Die Weinlese dauerte 57 Tage. Sie begann am 18. August (fünf Tage früher als 2010) mit der Rebsorte Chardonnay und endete am 13. Oktober (fünf Tage später als im Vorjahr) mit Cabernet Sauvignon.

Die durchschnittliche Produktion der Weinberge von Castillo Perelada lag bei 6 000 kg/ha. Die mittelgroßen Trauben mit hohem Mostanteil führten sowohl bei den weißen als auch bei den roten Sorten zu einem sehr guten Ertrag. Das Verhältnis von Litern hochwertigen Weins zu Kilogramm Trauben lag bei 57 % bei den Weißweinen und bei 63 % bei den Rotweinen.

Zusammenfassend ist zu sagen, dass das Jahr 2011 eine sehr gute Ernte hervorbrachte und die Traubenproduktion – bei gleichzeitig hervorragender Qualität – um einiges höher (ca. 30 %) als in den drei vorangegangenen Jahren war.

Bei der Weißweinherstellung ermöglichten der gute Gesundheitszustand der Trauben und die auf 14 15 °C geregelte Fermentationstemperatur einen langsamen, aber konstanten Fermentationsprozess. Hervorzuheben sind das intensive Aroma, das ausgewogene Alkohol-Säure-Verhältnis und der typische Sortencharakter der diesjährigen Weißweine. Der mittlere Alkoholgehalt lag bei 12 15 Vol. % bei einem Säuregehalt von 3,8 g/l und einem pH Wert von 3,2 bis 3,3. Ideale Bedingungen für die Herstellung von aromatischen, frischen, einhüllenden Weinen mit sortentypischem Charakter.

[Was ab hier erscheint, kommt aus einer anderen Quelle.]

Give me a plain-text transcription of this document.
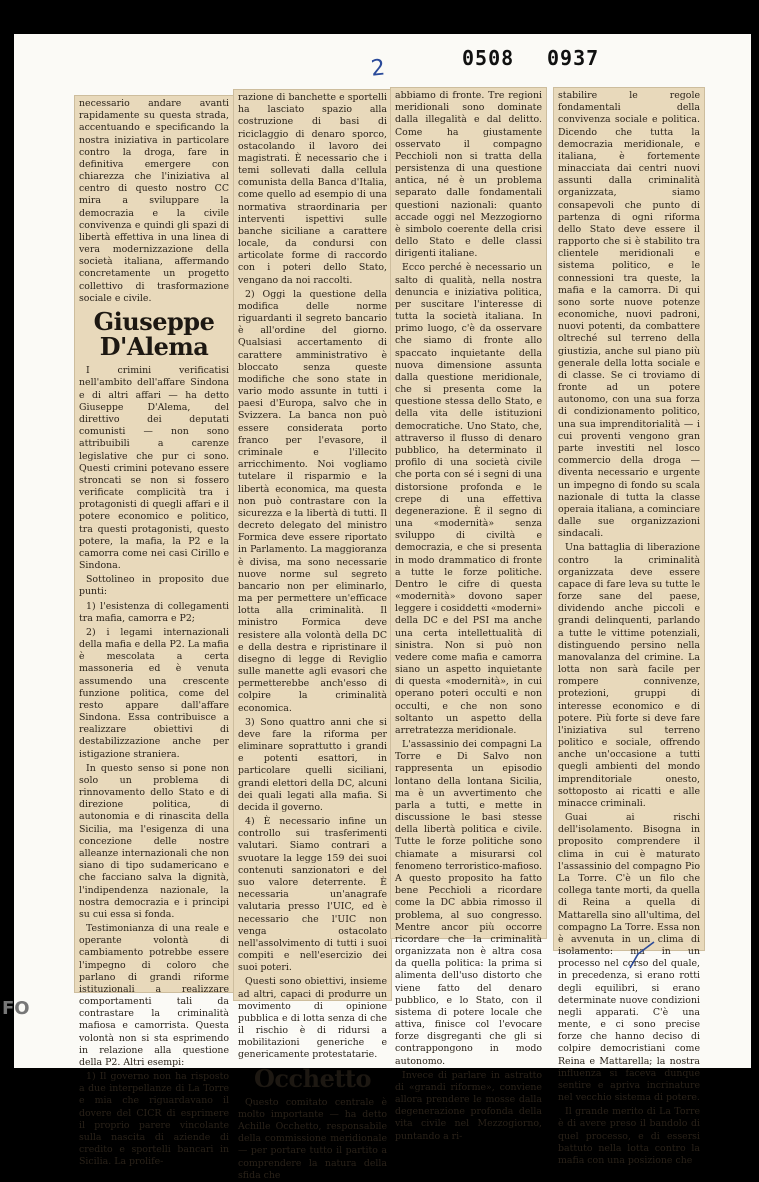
0508 0937
2

necessario andare avanti rapidamente su questa strada, accentuando e specificando la nostra iniziativa in particolare contro la droga, fare in definitiva emergere con chiarezza che l'iniziativa al centro di questo nostro CC mira a sviluppare la democrazia e la civile convivenza e quindi gli spazi di libertà effettiva in una linea di vera modernizzazione della società italiana, affermando concretamente un progetto collettivo di trasformazione sociale e civile.

Giuseppe D'Alema

I crimini verificatisi nell'ambito dell'affare Sindona e di altri affari — ha detto Giuseppe D'Alema, del direttivo dei deputati comunisti — non sono attribuibili a carenze legislative che pur ci sono. Questi crimini potevano essere stroncati se non si fossero verificate complicità tra i protagonisti di quegli affari e il potere economico e politico, tra questi protagonisti, questo potere, la mafia, la P2 e la camorra come nei casi Cirillo e Sindona.

Sottolineo in proposito due punti:

1) l'esistenza di collegamenti tra mafia, camorra e P2;

2) i legami internazionali della mafia e della P2. La mafia è mescolata a certa massoneria ed è venuta assumendo una crescente funzione politica, come del resto appare dall'affare Sindona. Essa contribuisce a realizzare obiettivi di destabilizzazione anche per istigazione straniera.

In questo senso si pone non solo un problema di rinnovamento dello Stato e di direzione politica, di autonomia e di rinascita della Sicilia, ma l'esigenza di una concezione delle nostre alleanze internazionali che non siano di tipo sudamericano e che facciano salva la dignità, l'indipendenza nazionale, la nostra democrazia e i principi su cui essa si fonda.

Testimonianza di una reale e operante volontà di cambiamento potrebbe essere l'impegno di coloro che parlano di grandi riforme istituzionali a realizzare comportamenti tali da contrastare la criminalità mafiosa e camorrista. Questa volontà non si sta esprimendo in relazione alla questione della P2. Altri esempi:

1) Il governo non ha risposto a due interpellanze di La Torre e mia che riguardavano il dovere del CICR di esprimere il proprio parere vincolante sulla nascita di aziende di credito e sportelli bancari in Sicilia. La prolife-

razione di banchette e sportelli ha lasciato spazio alla costruzione di basi di riciclaggio di denaro sporco, ostacolando il lavoro dei magistrati. È necessario che i temi sollevati dalla cellula comunista della Banca d'Italia, come quello ad esempio di una normativa straordinaria per interventi ispettivi sulle banche siciliane a carattere locale, da condursi con articolate forme di raccordo con i poteri dello Stato, vengano da noi raccolti.

2) Oggi la questione della modifica delle norme riguardanti il segreto bancario è all'ordine del giorno. Qualsiasi accertamento di carattere amministrativo è bloccato senza queste modifiche che sono state in vario modo assunte in tutti i paesi d'Europa, salvo che in Svizzera. La banca non può essere considerata porto franco per l'evasore, il criminale e l'illecito arricchimento. Noi vogliamo tutelare il risparmio e la libertà economica, ma questa non può contrastare con la sicurezza e la libertà di tutti. Il decreto delegato del ministro Formica deve essere riportato in Parlamento. La maggioranza è divisa, ma sono necessarie nuove norme sul segreto bancario non per eliminarlo, ma per permettere un'efficace lotta alla criminalità. Il ministro Formica deve resistere alla volontà della DC e della destra e ripristinare il disegno di legge di Reviglio sulle manette agli evasori che permetterebbe anch'esso di colpire la criminalità economica.

3) Sono quattro anni che si deve fare la riforma per eliminare soprattutto i grandi e potenti esattori, in particolare quelli siciliani, grandi elettori della DC, alcuni dei quali legati alla mafia. Si decida il governo.

4) È necessario infine un controllo sui trasferimenti valutari. Siamo contrari a svuotare la legge 159 dei suoi contenuti sanzionatori e del suo valore deterrente. È necessaria un'anagrafe valutaria presso l'UIC, ed è necessario che l'UIC non venga ostacolato nell'assolvimento di tutti i suoi compiti e nell'esercizio dei suoi poteri.

Questi sono obiettivi, insieme ad altri, capaci di produrre un movimento di opinione pubblica e di lotta senza di che il rischio è di ridursi a mobilitazioni generiche e genericamente protestatarie.

Occhetto

Questo comitato centrale è molto importante — ha detto Achille Occhetto, responsabile della commissione meridionale — per portare tutto il partito a comprendere la natura della sfida che

abbiamo di fronte. Tre regioni meridionali sono dominate dalla illegalità e dal delitto. Come ha giustamente osservato il compagno Pecchioli non si tratta della persistenza di una questione antica, né è un problema separato dalle fondamentali questioni nazionali: quanto accade oggi nel Mezzogiorno è simbolo coerente della crisi dello Stato e delle classi dirigenti italiane.

Ecco perché è necessario un salto di qualità, nella nostra denuncia e iniziativa politica, per suscitare l'interesse di tutta la società italiana. In primo luogo, c'è da osservare che siamo di fronte allo spaccato inquietante della nuova dimensione assunta dalla questione meridionale, che si presenta come la questione stessa dello Stato, e della vita delle istituzioni democratiche. Uno Stato, che, attraverso il flusso di denaro pubblico, ha determinato il profilo di una società civile che porta con sé i segni di una distorsione profonda e le crepe di una effettiva degenerazione. È il segno di una «modernità» senza sviluppo di civiltà e democrazia, e che si presenta in modo drammatico di fronte a tutte le forze politiche. Dentro le cifre di questa «modernità» dovono saper leggere i cosiddetti «moderni» della DC e del PSI ma anche una certa intellettualità di sinistra. Non si può non vedere come mafia e camorra siano un aspetto inquietante di questa «modernità», in cui operano poteri occulti e non occulti, e che non sono soltanto un aspetto della arretratezza meridionale.

L'assassinio dei compagni La Torre e Di Salvo non rappresenta un episodio lontano della lontana Sicilia, ma è un avvertimento che parla a tutti, e mette in discussione le basi stesse della libertà politica e civile. Tutte le forze politiche sono chiamate a misurarsi col fenomeno terroristico-mafioso. A questo proposito ha fatto bene Pecchioli a ricordare come la DC abbia rimosso il problema, al suo congresso. Mentre ancor più occorre ricordare che la criminalità organizzata non è altra cosa da quella politica: la prima si alimenta dell'uso distorto che viene fatto del denaro pubblico, e lo Stato, con il sistema di potere locale che attiva, finisce col l'evocare forze disgreganti che gli si contrappongono in modo autonomo.

Invece di parlare in astratto di «grandi riforme», conviene allora prendere le mosse dalla degenerazione profonda della vita civile nel Mezzogiorno, puntando a ri-

stabilire le regole fondamentali della convivenza sociale e politica. Dicendo che tutta la democrazia meridionale, e italiana, è fortemente minacciata dai centri nuovi assunti dalla criminalità organizzata, siamo consapevoli che punto di partenza di ogni riforma dello Stato deve essere il rapporto che si è stabilito tra clientele meridionali e sistema politico, e le connessioni tra queste, la mafia e la camorra. Di qui sono sorte nuove potenze economiche, nuovi padroni, nuovi potenti, da combattere oltreché sul terreno della giustizia, anche sul piano più generale della lotta sociale e di classe. Se ci troviamo di fronte ad un potere autonomo, con una sua forza di condizionamento politico, una sua imprenditorialità — i cui proventi vengono gran parte investiti nel losco commercio della droga — diventa necessario e urgente un impegno di fondo su scala nazionale di tutta la classe operaia italiana, a cominciare dalle sue organizzazioni sindacali.

Una battaglia di liberazione contro la criminalità organizzata deve essere capace di fare leva su tutte le forze sane del paese, dividendo anche piccoli e grandi delinquenti, parlando a tutte le vittime potenziali, distinguendo persino nella manovalanza del crimine. La lotta non sarà facile per rompere connivenze, protezioni, gruppi di interesse economico e di potere. Più forte si deve fare l'iniziativa sul terreno politico e sociale, offrendo anche un'occasione a tutti quegli ambienti del mondo imprenditoriale onesto, sottoposto ai ricatti e alle minacce criminali.

Guai ai rischi dell'isolamento. Bisogna in proposito comprendere il clima in cui è maturato l'assassinio del compagno Pio La Torre. C'è un filo che collega tante morti, da quella di Reina a quella di Mattarella sino all'ultima, del compagno La Torre. Essa non è avvenuta in un clima di isolamento: ma in un processo nel corso del quale, in precedenza, si erano rotti degli equilibri, si erano determinate nuove condizioni negli apparati. C'è una mente, e ci sono precise forze che hanno deciso di colpire democristiani come Reina e Mattarella; la nostra influenza si faceva dunque sentire e apriva incrinature nel vecchio sistema di potere.

Il grande merito di La Torre è di avere preso il bandolo di quel processo, e di essersi battuto nella lotta contro la mafia con una posizione che

FO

Bei der Rotweinherstellung lag der Alkoholgehalt bei 14 14,5 Vol. %, bei ausgewogenem Säureanteil (3,6 3,8 g/l), idealem Sortenaroma und gutem Apfelsäuregehalt (1,5 2 g/l). Hervorzuheben sind die farbliche Intensität und die gute Polyphenolkonzentration (DO280 65 80) sowie die reifen und runden Tannine der Trauben – hervorragende Bedingungen für eine gute Reifung der Weine.